Hi everyone,
I am looking for advice on how to handle Avro schema namespaces when ingesting data from multiple identical SQL Server databases (sharding scenario) using the FullyManaged SQL Server Connector v2.
The Scenario: We have N databases with identical schemas (e.g., ShardedDB_01, ShardedDB_02…) writing to the same Kafka topics. In our legacy pipeline (Connector v1), the default behavior produced a uniform namespace for all records, regardless of the physical source database. This allowed our Java Consumers to simply use SpecificRecord with a single generated avsc class for all incoming messages, without any custom configuration.
The Problem with v2: The Debezium v2 connector now generates schemas where the database name is hardcoded into the namespace by default:
- Source A:
my.prefix.ShardedDB_01.dbo.MyTable - Source B:
my.prefix.ShardedDB_02.dbo.MyTable
Even though the fields are identical, Schema Registry treats these as completely different schemas/namespaces.
The Impact: Because of this fragmentation, we cannot use the standard SpecificDeserializer anymore. The consumer expects a specific class (e.g., com.mycompany.avro.MyTable), but receives records with schemas pointing to dynamic, DB-specific namespaces.

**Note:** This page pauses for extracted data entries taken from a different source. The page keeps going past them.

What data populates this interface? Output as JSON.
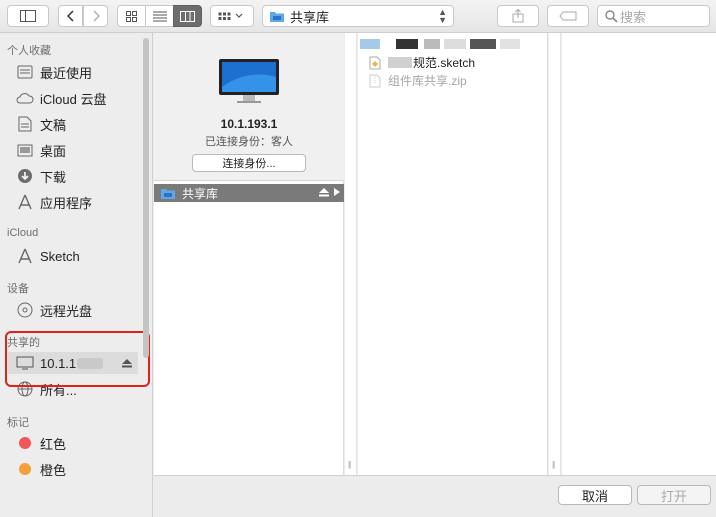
{
  "toolbar": {
    "path_label": "共享库",
    "search_placeholder": "搜索"
  },
  "sidebar": {
    "favorites_header": "个人收藏",
    "favorites": [
      {
        "label": "最近使用",
        "icon": "clock-icon"
      },
      {
        "label": "iCloud 云盘",
        "icon": "cloud-icon"
      },
      {
        "label": "文稿",
        "icon": "document-icon"
      },
      {
        "label": "桌面",
        "icon": "desktop-icon"
      },
      {
        "label": "下载",
        "icon": "download-icon"
      },
      {
        "label": "应用程序",
        "icon": "applications-icon"
      }
    ],
    "icloud_header": "iCloud",
    "icloud_items": [
      {
        "label": "Sketch",
        "icon": "sketch-icon"
      }
    ],
    "devices_header": "设备",
    "devices": [
      {
        "label": "远程光盘",
        "icon": "disc-icon"
      }
    ],
    "shared_header": "共享的",
    "shared": [
      {
        "label": "10.1.1",
        "icon": "monitor-icon"
      },
      {
        "label": "所有...",
        "icon": "network-icon"
      }
    ],
    "tags_header": "标记",
    "tags": [
      {
        "label": "红色",
        "color": "#f25757"
      },
      {
        "label": "橙色",
        "color": "#f5a13b"
      }
    ]
  },
  "host": {
    "ip": "10.1.193.1",
    "status": "已连接身份：客人",
    "connect_label": "连接身份..."
  },
  "share": {
    "label": "共享库"
  },
  "files": [
    {
      "name": "规范.sketch",
      "type": "sketch",
      "dimmed": false
    },
    {
      "name": "组件库共享.zip",
      "type": "zip",
      "dimmed": true
    }
  ],
  "buttons": {
    "cancel": "取消",
    "open": "打开"
  }
}
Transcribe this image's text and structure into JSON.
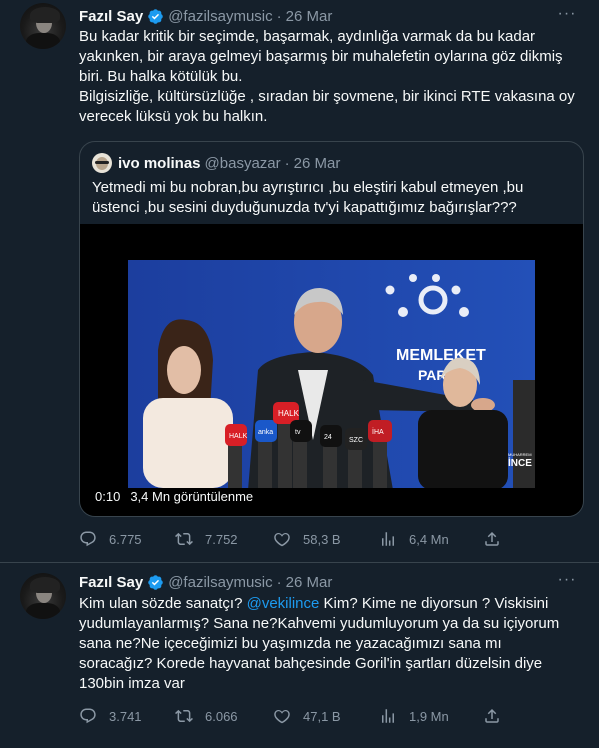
{
  "tweets": [
    {
      "author": {
        "name": "Fazıl Say",
        "handle": "@fazilsaymusic",
        "verified": true
      },
      "dot": "·",
      "date": "26 Mar",
      "text_lines": [
        "Bu kadar kritik bir seçimde, başarmak, aydınlığa varmak da bu kadar yakınken, bir araya gelmeyi başarmış bir muhalefetin oylarına göz dikmiş biri. Bu halka kötülük bu.",
        "Bilgisizliğe, kültürsüzlüğe , sıradan bir şovmene, bir ikinci RTE vakasına oy verecek lüksü yok bu halkın."
      ],
      "quote": {
        "author": {
          "name": "ivo molinas",
          "handle": "@basyazar"
        },
        "date": "26 Mar",
        "text": "Yetmedi mi bu nobran,bu ayrıştırıcı ,bu eleştiri kabul etmeyen ,bu üstenci ,bu sesini duyduğunuzda tv'yi kapattığımız bağırışlar???",
        "video": {
          "elapsed": "0:10",
          "views": "3,4 Mn görüntülenme",
          "backdrop_text_1": "MEMLEKET",
          "backdrop_text_2": "PARTİSİ",
          "watermark_small": "MUHARREM",
          "watermark": "İNCE",
          "mic_labels": [
            "HALK",
            "anka",
            "tv",
            "24",
            "TV",
            "SZC",
            "İHA"
          ]
        }
      },
      "stats": {
        "replies": "6.775",
        "retweets": "7.752",
        "likes": "58,3 B",
        "views": "6,4 Mn"
      }
    },
    {
      "author": {
        "name": "Fazıl Say",
        "handle": "@fazilsaymusic",
        "verified": true
      },
      "dot": "·",
      "date": "26 Mar",
      "text_parts": {
        "pre": "Kim ulan sözde sanatçı? ",
        "mention": "@vekilince",
        "post": " Kim? Kime ne diyorsun ? Viskisini yudumlayanlarmış? Sana ne?Kahvemi yudumluyorum ya da su içiyorum sana ne?Ne içeceğimizi bu yaşımızda ne yazacağımızı sana mı soracağız? Korede hayvanat bahçesinde Goril'in şartları düzelsin diye 130bin imza var"
      },
      "stats": {
        "replies": "3.741",
        "retweets": "6.066",
        "likes": "47,1 B",
        "views": "1,9 Mn"
      }
    }
  ],
  "colors": {
    "background": "#15202b",
    "text": "#f7f9f9",
    "secondary": "#8b98a5",
    "accent": "#1d9bf0",
    "border": "#38444d"
  },
  "icons": [
    "verified-badge-icon",
    "more-icon",
    "reply-icon",
    "retweet-icon",
    "like-icon",
    "views-icon",
    "share-icon"
  ]
}
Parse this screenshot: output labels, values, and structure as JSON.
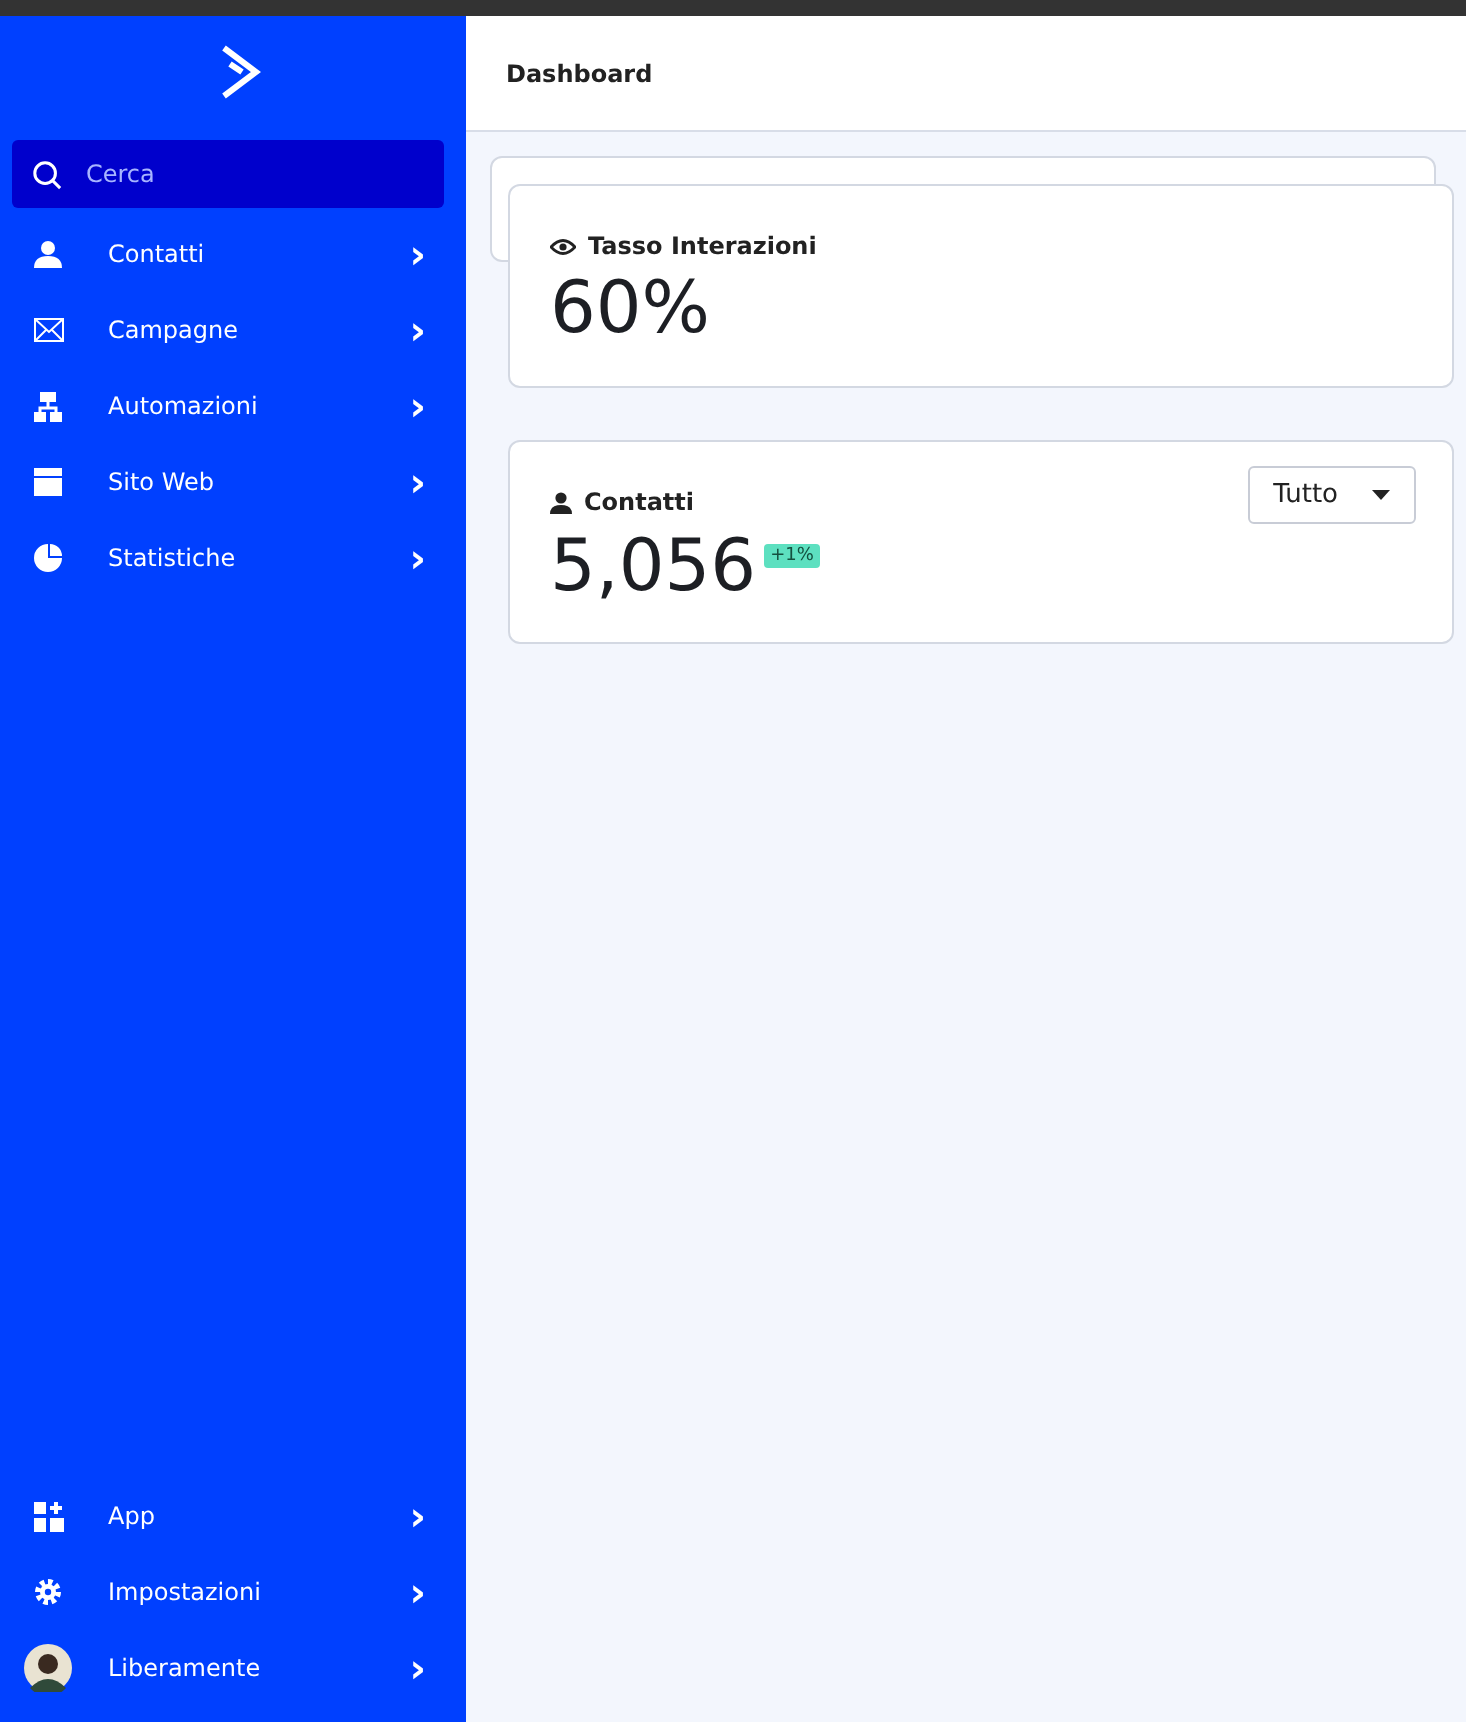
{
  "sidebar": {
    "search": {
      "placeholder": "Cerca"
    },
    "items": [
      {
        "label": "Contatti",
        "chevron": "›"
      },
      {
        "label": "Campagne",
        "chevron": "›"
      },
      {
        "label": "Automazioni",
        "chevron": "›"
      },
      {
        "label": "Sito Web",
        "chevron": "›"
      },
      {
        "label": "Statistiche",
        "chevron": "›"
      }
    ],
    "bottom_items": [
      {
        "label": "App",
        "chevron": "›"
      },
      {
        "label": "Impostazioni",
        "chevron": "›"
      },
      {
        "label": "Liberamente",
        "chevron": "›"
      }
    ]
  },
  "header": {
    "title": "Dashboard"
  },
  "cards": [
    {
      "title": "Tasso Interazioni",
      "value": "60%"
    },
    {
      "title": "Contatti",
      "value": "5,056",
      "badge": "+1%",
      "dropdown": "Tutto"
    }
  ]
}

We are forced to fallback to GenericRecord, losing type safety, which is a significant regression from our v1 experience.
My Questions:
- Source Side (Normalization): Is there a native Debezium v2 configuration or a standard SMT pattern to exclude the Database Name from the namespace (restoring the v1-like uniform behavior:
my.prefix.dbo.MyTable)?
- Note: We attempted a recursive custom SMT to rewrite the namespace, but traversing Debezium’s complex, deep structures (
before/afterstructs) proved to be too memory-intensive, causing OOM errors on high-throughput workers.
- Consumer Side: If normalization at the source is not possible, how do you handle
SpecificRecorddeserialization in a sharded v2 scenario? Is there a standard way to map multiple writer schemas to a single reader schema without maintaining N duplicate POJOs?
Any help to restore the “uniform schema” capability would be greatly appreciated.
Thanks!